I'm sure every mention of this plan in the corporate media will have these clarifications.

Posted by: Obama / Steelers / etc on June 4, 2009 at 4:20 PM | PERMALINK

SOP for Republicans is to push vague spending caps and freezes, without ever having the guts to come out in opposition against specific programs that might have a consituency (unless its a liberal consituency: e.g. legal services, dept. of education, etc.)

Posted by: Virginia on June 4, 2009 at 4:33 PM | PERMALINK

Why should the GOP give up, if CNN is willing to pretend that their plan details $375 billion in cuts, just because the GOP says it does?

Sounds to me like it's working - as a PR tactic, which is all they care about anyway.

Posted by: low-tech cyclist on June 4, 2009 at 4:33 PM | PERMALINK

Despite what Lamar Smith and the rest of the Media Caucus think, I sort of doubt that this is going to get very much air time on a system that considers Liz and the dick to be important enough to have on 24/7.

Posted by: Texas Aggie on June 4, 2009 at 4:35 PM | PERMALINK

When are you guys in the media going to figure it out....the GOP is fundamentally unserious about everything except acquiring and holding power.

They couldn't care less about actual policy...

Posted by: mfw13 on June 4, 2009 at 4:45 PM | PERMALINK

Maybe so, Steve, but an awful lot of incurious dullards unquestioningly believe everything they see on CNN. Republicans know well that all they have to do is stroke Wolf Blitzer a little bit, and their message will get out without any serious scrutiny or vetting.

As with most crazily-exaggerated claims made by the Republicans, it would be best to let them toot their horn for a little while, until the claim takes on as much factual momentum as it's likely to get.
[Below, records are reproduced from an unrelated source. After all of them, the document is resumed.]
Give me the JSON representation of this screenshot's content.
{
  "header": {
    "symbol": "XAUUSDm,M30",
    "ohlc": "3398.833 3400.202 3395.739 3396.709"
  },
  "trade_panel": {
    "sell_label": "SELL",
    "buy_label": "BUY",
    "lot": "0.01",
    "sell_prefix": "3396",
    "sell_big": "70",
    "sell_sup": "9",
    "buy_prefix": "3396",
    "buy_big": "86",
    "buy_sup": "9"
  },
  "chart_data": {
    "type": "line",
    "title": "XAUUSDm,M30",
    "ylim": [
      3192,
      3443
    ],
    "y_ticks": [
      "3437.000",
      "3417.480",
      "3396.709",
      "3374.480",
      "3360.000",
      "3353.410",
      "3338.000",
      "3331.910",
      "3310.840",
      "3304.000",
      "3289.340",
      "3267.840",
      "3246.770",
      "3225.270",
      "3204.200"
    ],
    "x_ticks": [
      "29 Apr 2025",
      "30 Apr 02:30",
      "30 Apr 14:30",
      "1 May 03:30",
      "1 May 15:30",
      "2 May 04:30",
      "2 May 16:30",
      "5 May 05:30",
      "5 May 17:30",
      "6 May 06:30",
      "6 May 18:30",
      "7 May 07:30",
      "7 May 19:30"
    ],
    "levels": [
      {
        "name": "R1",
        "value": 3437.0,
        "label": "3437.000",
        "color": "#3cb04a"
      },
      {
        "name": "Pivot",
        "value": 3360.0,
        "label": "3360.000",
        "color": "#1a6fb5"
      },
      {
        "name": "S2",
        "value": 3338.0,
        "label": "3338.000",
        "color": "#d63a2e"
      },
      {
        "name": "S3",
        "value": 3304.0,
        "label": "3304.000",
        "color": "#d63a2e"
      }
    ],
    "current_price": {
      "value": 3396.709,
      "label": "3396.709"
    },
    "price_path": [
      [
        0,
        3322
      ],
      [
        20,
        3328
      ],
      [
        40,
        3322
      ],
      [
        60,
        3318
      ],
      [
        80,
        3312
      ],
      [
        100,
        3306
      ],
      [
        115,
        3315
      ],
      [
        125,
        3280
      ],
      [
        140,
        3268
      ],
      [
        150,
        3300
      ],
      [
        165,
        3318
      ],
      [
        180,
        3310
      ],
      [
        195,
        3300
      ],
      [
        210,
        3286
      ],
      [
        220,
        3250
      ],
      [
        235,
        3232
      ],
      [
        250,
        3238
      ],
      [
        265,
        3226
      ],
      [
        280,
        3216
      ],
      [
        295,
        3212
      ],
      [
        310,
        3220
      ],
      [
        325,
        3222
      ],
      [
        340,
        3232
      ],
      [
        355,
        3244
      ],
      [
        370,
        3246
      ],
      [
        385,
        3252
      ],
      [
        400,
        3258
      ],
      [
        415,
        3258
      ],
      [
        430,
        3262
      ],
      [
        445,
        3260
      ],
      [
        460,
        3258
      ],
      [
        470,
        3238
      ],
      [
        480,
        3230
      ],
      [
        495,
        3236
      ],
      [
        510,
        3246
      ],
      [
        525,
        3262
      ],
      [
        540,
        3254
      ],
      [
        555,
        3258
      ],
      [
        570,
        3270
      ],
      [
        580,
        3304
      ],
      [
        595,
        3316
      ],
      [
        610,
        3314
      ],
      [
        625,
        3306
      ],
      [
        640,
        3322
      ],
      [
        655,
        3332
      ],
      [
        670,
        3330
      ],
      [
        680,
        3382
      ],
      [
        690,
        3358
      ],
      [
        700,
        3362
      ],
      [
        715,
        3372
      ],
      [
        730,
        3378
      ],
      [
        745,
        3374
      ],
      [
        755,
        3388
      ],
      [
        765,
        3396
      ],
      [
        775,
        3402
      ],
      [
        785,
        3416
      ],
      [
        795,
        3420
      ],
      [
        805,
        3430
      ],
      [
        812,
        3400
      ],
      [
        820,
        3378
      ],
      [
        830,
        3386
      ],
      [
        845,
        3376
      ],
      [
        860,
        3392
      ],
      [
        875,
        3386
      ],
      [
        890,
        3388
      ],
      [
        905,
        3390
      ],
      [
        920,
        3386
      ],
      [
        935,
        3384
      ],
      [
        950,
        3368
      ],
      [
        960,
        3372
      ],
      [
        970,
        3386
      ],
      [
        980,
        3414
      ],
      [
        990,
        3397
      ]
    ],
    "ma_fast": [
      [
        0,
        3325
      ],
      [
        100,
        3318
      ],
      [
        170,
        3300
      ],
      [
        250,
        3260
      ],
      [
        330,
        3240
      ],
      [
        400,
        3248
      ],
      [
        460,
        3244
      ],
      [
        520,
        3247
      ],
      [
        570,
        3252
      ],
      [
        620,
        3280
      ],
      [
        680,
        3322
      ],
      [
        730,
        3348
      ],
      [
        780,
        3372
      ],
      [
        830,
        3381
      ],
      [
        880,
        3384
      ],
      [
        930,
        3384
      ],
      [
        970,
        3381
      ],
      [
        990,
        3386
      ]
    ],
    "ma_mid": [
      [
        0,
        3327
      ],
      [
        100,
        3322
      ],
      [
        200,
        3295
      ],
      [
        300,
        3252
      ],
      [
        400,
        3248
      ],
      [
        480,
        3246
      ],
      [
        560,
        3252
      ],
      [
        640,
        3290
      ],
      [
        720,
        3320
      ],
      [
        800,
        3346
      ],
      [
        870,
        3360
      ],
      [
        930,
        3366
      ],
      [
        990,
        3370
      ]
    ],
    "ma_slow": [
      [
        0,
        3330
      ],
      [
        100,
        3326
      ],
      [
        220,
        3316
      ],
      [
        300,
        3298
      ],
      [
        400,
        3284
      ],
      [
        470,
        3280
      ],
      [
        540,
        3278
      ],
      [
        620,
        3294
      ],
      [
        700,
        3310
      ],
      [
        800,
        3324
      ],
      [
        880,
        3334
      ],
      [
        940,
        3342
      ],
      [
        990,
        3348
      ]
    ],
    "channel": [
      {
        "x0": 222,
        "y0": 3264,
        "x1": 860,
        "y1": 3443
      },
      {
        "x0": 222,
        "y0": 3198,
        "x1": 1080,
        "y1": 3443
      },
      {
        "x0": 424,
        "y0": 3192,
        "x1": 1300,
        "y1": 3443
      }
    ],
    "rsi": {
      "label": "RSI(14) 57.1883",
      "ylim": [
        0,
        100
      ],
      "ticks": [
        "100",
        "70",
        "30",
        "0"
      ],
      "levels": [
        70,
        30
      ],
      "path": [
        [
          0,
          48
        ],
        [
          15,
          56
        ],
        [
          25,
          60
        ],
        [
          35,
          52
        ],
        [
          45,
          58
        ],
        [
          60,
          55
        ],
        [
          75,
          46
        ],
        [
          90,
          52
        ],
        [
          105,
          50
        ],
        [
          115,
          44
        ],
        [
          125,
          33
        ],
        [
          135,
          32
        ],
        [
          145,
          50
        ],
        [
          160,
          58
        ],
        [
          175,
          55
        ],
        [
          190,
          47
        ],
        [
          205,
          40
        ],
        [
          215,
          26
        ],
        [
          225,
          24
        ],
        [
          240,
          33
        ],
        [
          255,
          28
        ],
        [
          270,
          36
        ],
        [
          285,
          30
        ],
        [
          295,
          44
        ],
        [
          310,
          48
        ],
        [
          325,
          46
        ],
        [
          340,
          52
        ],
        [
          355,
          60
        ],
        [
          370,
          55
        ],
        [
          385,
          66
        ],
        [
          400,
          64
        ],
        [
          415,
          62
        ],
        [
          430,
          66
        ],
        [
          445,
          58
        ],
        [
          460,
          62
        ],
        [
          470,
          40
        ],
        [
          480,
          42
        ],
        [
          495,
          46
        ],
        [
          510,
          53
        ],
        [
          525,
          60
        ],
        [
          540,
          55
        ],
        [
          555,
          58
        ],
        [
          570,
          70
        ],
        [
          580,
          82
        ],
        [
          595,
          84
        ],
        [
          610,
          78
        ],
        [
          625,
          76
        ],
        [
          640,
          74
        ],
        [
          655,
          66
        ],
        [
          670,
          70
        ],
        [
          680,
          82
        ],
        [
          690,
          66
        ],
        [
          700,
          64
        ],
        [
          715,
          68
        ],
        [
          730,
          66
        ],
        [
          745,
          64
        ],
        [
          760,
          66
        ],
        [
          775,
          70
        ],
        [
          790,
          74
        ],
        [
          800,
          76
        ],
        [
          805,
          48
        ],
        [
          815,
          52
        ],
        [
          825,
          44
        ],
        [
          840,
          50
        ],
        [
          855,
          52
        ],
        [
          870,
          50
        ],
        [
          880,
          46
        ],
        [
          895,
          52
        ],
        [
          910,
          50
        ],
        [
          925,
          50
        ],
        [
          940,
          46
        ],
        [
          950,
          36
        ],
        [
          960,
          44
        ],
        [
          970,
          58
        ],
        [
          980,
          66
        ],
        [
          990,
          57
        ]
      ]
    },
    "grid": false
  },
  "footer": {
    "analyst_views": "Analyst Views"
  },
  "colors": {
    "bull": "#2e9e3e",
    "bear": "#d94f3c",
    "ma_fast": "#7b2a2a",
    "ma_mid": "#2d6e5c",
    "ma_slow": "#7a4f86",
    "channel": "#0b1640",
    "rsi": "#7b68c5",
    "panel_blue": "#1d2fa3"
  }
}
Then carefully select a prominent Republican talking head to match up against on national TV, and smash the claim decisively to bits in front of everybody. It would help if you could make him cry (I nominate John Boehner) and confess out loud that it was all a big fat lie, but just shocked silence following, "...isn't it true that (insert real versus phony amount here)?" would probably work well enough.

Posted by: Mark on June 4, 2009 at 4:47 PM | PERMALINK

"Democrats are complicit in building up Gingrich and Limbaugh as the main spokesmen for the Republican Party, since Obama polls so much better than either of them. But the media play an independent role by regularly treating far-right views as mainstream positions and by largely ignoring critiques of Obama that come from elected officials on the left."

Posted by: grinning cat on June 4, 2009 at 4:57 PM | PERMALINK

$5 billion a year -- far less than the White House plan to reduce spending.

As someone else pointed on another thread, the White House planned 100 million in budget cuts, not 100 billion.

PS - all three numbers are pitiful.

Posted by: Jayson on June 4, 2009 at 5:18 PM | PERMALINK

How many cuts in wasteful defense spending do they propose?

Posted by: Gregory on June 4, 2009 at 5:21 PM | PERMALINK

CNN should be forced, along with Fox Propaganda, off the air ........... how come the 'best political team on television' is all REPIGLICANS ? How come ?

Posted by: stormskies on June 4, 2009 at 5:38 PM | PERMALINK

Maybe so, Steve, but an awful lot of incurious dullards unquestioningly believe everything they see on CNN.

The comments at the CNN post largely praise the Republicans for rising to Obama's budget-cutting challenge.

Posted by: qwerty on June 4, 2009 at 5:41 PM | PERMALINK

Nice arithmetic. Seriously, as long as we're talking about numbers, doesn't it make sense to at least do the math correctly?